Even if the Maduro government collapses, moreover, subsequent events in Caracas will be shaped in Washington and Beijing, thanks to the latter’s economic importance for Venezuela. (Moscow’s and Havana’s ties to Venezuela are largely political and would shrink if Maduro left office.) Maduro’s successor will need to sign massive deals with both Western and Chinese development banks to begin reconstructing the country—a painful process that will likely take decades. Indeed, many of Venezuela’s problems, including its extreme inequality and dependence on oil revenues, precede the rise of Chávez, and no future government will be able to solve them easily. Recovery to anything resembling pre-crisis levels is likely to take many years, requiring sustained attention from and help by U.S. and Chinese leaders.
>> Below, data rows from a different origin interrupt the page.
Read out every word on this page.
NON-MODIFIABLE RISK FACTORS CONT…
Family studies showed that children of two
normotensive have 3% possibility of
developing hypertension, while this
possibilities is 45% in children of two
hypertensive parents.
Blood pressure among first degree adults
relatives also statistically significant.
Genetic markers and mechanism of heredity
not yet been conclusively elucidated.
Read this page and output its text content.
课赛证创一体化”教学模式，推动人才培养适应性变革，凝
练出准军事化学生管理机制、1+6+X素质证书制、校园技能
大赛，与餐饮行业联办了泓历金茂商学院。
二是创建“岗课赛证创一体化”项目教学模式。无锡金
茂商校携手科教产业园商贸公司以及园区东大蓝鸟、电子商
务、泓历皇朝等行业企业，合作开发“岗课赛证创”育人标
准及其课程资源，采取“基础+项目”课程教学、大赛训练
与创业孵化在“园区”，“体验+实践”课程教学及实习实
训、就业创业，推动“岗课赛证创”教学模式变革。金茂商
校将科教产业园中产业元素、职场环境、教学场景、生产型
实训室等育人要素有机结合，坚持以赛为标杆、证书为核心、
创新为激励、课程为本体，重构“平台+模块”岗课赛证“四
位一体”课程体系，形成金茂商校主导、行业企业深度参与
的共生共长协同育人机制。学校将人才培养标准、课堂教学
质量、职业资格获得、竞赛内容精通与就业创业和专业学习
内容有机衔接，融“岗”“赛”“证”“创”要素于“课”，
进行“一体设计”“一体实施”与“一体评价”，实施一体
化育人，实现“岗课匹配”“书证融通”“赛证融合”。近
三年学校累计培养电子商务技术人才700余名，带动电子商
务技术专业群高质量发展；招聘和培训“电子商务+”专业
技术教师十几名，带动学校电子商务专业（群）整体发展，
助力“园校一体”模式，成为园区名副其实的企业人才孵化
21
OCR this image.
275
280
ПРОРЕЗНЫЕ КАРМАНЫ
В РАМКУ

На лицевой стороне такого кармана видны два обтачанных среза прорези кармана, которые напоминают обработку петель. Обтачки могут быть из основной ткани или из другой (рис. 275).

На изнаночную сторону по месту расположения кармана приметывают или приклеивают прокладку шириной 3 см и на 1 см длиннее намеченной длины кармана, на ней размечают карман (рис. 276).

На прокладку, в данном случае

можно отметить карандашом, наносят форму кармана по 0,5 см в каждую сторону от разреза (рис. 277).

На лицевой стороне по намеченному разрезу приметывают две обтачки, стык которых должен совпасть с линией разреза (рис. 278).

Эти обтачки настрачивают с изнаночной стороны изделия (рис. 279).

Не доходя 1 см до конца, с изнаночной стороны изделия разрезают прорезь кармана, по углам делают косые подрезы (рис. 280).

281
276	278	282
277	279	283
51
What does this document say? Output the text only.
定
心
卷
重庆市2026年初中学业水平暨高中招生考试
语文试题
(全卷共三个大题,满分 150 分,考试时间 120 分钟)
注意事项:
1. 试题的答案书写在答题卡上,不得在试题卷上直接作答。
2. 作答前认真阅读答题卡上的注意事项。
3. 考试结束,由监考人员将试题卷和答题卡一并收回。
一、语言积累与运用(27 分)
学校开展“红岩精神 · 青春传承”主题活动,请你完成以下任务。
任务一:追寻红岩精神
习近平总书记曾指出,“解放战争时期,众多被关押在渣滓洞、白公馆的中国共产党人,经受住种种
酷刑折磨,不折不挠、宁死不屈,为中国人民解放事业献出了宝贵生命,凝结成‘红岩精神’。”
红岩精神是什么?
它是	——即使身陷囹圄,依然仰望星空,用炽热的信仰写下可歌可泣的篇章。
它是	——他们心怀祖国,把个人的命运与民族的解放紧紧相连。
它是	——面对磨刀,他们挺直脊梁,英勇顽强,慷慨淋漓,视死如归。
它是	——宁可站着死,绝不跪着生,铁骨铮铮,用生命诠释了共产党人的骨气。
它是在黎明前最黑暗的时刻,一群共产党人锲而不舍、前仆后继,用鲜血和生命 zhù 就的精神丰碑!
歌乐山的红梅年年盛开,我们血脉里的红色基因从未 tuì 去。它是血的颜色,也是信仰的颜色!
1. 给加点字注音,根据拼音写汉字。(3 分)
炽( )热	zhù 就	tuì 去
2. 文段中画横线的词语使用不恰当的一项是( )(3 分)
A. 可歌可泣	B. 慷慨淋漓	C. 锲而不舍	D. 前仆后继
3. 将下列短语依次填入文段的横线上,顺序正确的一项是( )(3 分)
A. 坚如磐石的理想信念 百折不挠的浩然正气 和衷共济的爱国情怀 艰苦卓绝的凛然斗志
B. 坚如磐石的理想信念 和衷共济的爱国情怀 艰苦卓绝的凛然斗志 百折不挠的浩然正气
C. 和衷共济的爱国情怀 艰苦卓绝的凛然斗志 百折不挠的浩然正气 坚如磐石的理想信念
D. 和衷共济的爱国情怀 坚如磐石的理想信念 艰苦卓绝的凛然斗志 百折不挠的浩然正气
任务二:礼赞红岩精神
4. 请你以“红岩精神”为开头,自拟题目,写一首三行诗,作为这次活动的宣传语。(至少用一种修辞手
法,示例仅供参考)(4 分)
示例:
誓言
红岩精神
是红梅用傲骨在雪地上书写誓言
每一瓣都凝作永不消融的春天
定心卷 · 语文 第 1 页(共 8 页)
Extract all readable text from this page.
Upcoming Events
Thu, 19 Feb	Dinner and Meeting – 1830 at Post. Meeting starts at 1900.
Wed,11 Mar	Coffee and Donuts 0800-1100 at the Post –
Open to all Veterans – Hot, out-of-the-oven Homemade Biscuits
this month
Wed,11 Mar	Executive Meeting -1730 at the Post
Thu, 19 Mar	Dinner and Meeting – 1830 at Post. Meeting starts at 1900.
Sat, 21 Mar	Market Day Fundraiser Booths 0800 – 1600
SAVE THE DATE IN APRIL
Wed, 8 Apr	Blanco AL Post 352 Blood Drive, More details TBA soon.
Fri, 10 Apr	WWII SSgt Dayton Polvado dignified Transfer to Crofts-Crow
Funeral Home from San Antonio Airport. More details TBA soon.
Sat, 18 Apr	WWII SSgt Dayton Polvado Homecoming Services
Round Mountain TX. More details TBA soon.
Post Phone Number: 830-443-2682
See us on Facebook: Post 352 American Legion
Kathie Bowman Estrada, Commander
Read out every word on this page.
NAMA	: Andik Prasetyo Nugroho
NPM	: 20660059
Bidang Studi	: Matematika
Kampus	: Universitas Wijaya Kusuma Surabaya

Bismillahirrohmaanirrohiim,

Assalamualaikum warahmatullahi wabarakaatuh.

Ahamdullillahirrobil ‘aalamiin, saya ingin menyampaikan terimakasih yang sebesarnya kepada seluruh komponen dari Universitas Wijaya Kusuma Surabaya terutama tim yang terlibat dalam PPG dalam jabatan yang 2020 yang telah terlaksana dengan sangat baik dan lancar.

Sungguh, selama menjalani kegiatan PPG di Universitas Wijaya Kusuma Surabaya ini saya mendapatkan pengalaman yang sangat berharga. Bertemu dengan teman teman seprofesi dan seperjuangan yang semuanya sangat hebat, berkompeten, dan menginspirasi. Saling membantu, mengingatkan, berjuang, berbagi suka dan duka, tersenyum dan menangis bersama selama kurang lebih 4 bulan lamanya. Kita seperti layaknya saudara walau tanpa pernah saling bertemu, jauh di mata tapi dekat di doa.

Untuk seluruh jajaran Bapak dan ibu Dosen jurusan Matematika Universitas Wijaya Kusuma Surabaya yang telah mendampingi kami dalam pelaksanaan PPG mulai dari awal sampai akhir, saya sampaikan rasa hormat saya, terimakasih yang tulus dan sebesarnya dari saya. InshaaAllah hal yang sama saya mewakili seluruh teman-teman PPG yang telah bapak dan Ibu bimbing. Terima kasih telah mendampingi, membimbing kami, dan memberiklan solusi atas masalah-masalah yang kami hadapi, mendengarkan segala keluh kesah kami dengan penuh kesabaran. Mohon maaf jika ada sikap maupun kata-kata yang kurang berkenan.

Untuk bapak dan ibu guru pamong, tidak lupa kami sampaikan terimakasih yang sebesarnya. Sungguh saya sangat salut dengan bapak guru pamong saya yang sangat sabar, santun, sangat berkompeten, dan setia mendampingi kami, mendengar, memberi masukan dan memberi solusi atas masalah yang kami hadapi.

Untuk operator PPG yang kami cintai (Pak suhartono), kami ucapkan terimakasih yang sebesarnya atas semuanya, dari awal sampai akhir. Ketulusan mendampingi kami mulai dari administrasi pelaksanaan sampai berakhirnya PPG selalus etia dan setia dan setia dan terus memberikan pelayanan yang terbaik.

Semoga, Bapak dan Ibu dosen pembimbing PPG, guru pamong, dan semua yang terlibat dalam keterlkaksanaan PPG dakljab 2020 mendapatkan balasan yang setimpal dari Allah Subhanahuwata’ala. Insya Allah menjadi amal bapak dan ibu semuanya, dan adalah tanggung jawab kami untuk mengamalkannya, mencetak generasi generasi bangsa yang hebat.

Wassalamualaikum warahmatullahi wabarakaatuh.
The most likely candidates for regional leadership, meanwhile, are unlikely to offer much. Argentine President Mauricio Macri is weak owing to a struggling economy and a grueling reelection fight, while Bolsonaro must show that he can fix Brazil’s domestic economic and political problems before he will be in any position to take an active role abroad. Even Colombia, a close U.S.ally and Venezuela’s neighbor, still faces significant domestic challenges—including the need to integrate around one million Venezuelan migrants, a number that could grow in the coming months—and lacks both the ability and the political will to take on responsibility for reconstructing Venezuela.
Realistically, there are four useful actions that South American governments can take to help. First, they can better coordinate the response to the Venezuelan migration crisis across the continent. Leaders should organize a regional summit to discuss the matter and decide to jointly coordinate the registration, distribution, and integration of Venezuelan migrants. They should also set up a fund to compensate the countries most affected by the migratory crisis, such as Colombia, Ecuador, and Peru. Second, regional governments can help coordinate the delivery of medical and humanitarian aid to Venezuela once the Maduro government—or any successor government—allows it.
Third, South American states should offer amnesty and asylum to leading figures in the Maduro government. Although deeply frustrating, such a step would go a long way toward convincing Venezuela’s current leaders that they need not fight a bloody battle to remain in power to avoid the fate of Saddam Hussein in Iraq or Muammar al-Qaddafi in Libya—authoritarian leaders who were executed after relinquishing power.
Finally, Argentina, Brazil, Chile, and others should use the collapse of the Maduro regime as an opportunity to deepen cooperation among their armed forces. This could operate through existing institutions such as the Council of South American Defense and should involve, among other initiatives, joint military exercises, joint missions to deal with natural disasters, and joint participation in UN peacekeeping. The goal should be to increase peer pressure on Venezuela’s military—which stands to lose from a transition to democracy, given the privileges it has accumulated under Maduro—to stay within its barracks under any future leader. Although such cooperation would have only a limited and indirect impact on Venezuela’s military, it would, in future crises of this kind, offer neighboring countries an additional channel for dialogue and coordination—a necessity if South American governments ever want to influence what happens in their own backyard.